The bizarrely enlightening experience gave Harris-Babou a lot of material to work with- “I’ve been thinking about this obsession with natural materials and buying local, so I’ve been casting soaps shaped like Yoni eggs or face rollers, but also filling the soap moulds with the local Hamptons flowers and sand. I’ve been thinking about how these objects that I’m making can come full circle—like one day we might be nostalgia for synthetic stuff—like a bar of soap made out of Cheetos.” Amongst the artist’s soap sculptures is indeed a bar filled with highlighter orange Cheeto puffs.
Goop-fueled wellness trends are on the minds of Harris-Babou’s contemporaries- though their work is often more anxious and fatalistic. At MoMA this summer, as part of New Order: Art and Technology in the 21st Century artist Josh Kline takes on the culture of luxury juicing with Skittles: an industrial refrigerator identical to those found in bougie juiceries. Kline’s ‘juices’ list ingredients well beyond kale and spirulina, with the ‘Williamsburg’ tincture contains cut up credit cards, and ‘Condo’ flavor featuring bits of fluorescent purple yoga mats.

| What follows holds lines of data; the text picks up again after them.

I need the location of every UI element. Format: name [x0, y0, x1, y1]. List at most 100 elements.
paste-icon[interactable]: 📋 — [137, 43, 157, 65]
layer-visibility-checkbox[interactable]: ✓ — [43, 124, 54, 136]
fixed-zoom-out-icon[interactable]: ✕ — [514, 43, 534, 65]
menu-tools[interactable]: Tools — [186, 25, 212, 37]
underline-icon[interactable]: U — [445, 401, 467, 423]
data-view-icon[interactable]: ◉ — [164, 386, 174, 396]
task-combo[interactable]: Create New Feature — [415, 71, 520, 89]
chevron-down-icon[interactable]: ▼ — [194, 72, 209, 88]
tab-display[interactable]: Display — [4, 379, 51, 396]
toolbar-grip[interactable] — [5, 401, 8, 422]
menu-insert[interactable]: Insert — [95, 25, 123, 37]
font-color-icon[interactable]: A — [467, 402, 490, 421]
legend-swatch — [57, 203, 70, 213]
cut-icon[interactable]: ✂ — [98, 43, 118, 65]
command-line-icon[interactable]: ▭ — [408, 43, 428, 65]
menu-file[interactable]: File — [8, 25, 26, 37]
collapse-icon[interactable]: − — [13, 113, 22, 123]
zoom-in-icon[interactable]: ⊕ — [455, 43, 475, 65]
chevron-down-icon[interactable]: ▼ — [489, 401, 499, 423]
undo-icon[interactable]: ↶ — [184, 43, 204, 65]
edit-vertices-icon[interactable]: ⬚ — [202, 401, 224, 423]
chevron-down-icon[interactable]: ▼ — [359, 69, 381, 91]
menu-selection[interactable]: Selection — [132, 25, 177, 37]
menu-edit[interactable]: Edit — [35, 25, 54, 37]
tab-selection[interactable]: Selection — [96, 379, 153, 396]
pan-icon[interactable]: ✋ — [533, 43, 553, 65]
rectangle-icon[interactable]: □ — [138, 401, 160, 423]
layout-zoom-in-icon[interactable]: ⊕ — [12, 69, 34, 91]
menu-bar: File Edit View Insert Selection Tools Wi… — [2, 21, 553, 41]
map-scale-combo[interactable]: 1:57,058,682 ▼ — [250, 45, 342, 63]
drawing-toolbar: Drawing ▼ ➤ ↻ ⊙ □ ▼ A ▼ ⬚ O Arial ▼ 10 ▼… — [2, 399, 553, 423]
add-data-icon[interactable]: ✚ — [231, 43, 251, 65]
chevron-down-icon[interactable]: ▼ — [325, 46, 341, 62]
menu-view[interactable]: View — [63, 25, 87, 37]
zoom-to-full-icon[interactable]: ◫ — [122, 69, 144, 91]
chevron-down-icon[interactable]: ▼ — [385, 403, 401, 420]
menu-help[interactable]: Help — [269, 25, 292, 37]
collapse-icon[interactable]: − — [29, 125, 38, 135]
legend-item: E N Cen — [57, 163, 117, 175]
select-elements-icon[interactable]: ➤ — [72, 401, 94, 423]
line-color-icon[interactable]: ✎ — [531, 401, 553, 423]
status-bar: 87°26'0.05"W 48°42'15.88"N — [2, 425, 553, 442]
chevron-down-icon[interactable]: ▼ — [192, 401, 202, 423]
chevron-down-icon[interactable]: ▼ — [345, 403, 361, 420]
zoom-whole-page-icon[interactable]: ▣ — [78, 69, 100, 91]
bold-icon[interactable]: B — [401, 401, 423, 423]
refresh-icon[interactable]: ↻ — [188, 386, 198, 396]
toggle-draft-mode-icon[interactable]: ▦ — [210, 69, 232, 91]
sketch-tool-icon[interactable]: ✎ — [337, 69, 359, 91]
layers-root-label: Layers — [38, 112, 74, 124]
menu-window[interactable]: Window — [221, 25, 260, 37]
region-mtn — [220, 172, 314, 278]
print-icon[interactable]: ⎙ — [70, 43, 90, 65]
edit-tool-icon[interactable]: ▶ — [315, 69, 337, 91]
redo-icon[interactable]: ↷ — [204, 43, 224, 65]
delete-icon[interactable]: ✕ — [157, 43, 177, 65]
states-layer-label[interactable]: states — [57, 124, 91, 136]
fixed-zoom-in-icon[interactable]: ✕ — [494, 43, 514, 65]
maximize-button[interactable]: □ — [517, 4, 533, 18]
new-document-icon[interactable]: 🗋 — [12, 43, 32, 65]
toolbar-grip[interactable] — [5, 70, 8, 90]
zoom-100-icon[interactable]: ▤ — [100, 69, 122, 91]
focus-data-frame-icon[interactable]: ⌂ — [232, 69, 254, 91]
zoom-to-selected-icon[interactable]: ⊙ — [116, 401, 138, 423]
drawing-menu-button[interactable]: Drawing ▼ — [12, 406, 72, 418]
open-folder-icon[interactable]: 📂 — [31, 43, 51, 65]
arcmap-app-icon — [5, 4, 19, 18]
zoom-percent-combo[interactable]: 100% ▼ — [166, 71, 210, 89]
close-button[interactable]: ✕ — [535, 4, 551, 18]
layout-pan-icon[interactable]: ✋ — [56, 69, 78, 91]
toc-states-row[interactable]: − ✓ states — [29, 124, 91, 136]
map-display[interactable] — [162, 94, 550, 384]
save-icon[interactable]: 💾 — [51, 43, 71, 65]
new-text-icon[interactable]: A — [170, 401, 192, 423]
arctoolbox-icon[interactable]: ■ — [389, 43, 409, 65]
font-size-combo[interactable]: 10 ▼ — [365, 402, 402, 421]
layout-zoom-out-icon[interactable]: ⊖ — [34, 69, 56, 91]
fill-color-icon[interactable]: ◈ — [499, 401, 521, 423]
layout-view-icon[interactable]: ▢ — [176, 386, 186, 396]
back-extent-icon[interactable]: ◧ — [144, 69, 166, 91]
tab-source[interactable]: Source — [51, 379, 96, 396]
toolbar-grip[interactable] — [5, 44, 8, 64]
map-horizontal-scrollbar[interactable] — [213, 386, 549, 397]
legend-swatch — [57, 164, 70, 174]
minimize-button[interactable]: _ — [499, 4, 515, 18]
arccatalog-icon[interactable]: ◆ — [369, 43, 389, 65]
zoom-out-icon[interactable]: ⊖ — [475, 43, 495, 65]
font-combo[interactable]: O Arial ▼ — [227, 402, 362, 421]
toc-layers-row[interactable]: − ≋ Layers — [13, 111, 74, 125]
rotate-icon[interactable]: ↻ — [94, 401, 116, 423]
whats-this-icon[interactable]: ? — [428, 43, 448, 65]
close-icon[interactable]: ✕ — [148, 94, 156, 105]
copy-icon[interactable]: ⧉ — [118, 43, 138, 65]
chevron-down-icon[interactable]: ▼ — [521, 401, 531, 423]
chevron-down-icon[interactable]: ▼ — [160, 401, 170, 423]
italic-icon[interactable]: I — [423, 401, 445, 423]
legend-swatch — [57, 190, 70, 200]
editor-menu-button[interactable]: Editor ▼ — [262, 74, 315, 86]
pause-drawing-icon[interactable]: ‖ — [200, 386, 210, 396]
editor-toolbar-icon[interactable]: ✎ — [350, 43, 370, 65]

Harris-Babou understands the cynicism that Kline so darkly and hilariously taps into. She operates from a different vantage point though, perhaps one more generous than we deserve.
“With everything that I critique, it’s because I feel like I’m inside of it. If I’m watching a cooking show, it’s because I too want to eat and prepare delicious food, or if I go to one of these classes, it’s because I too want to feel good in my body. It’s the back and forth tension of loving and hating what makes yourself you. I never feel like I’m critiquing at a distance. I need to find the levity inside things.” says Harris-Babou.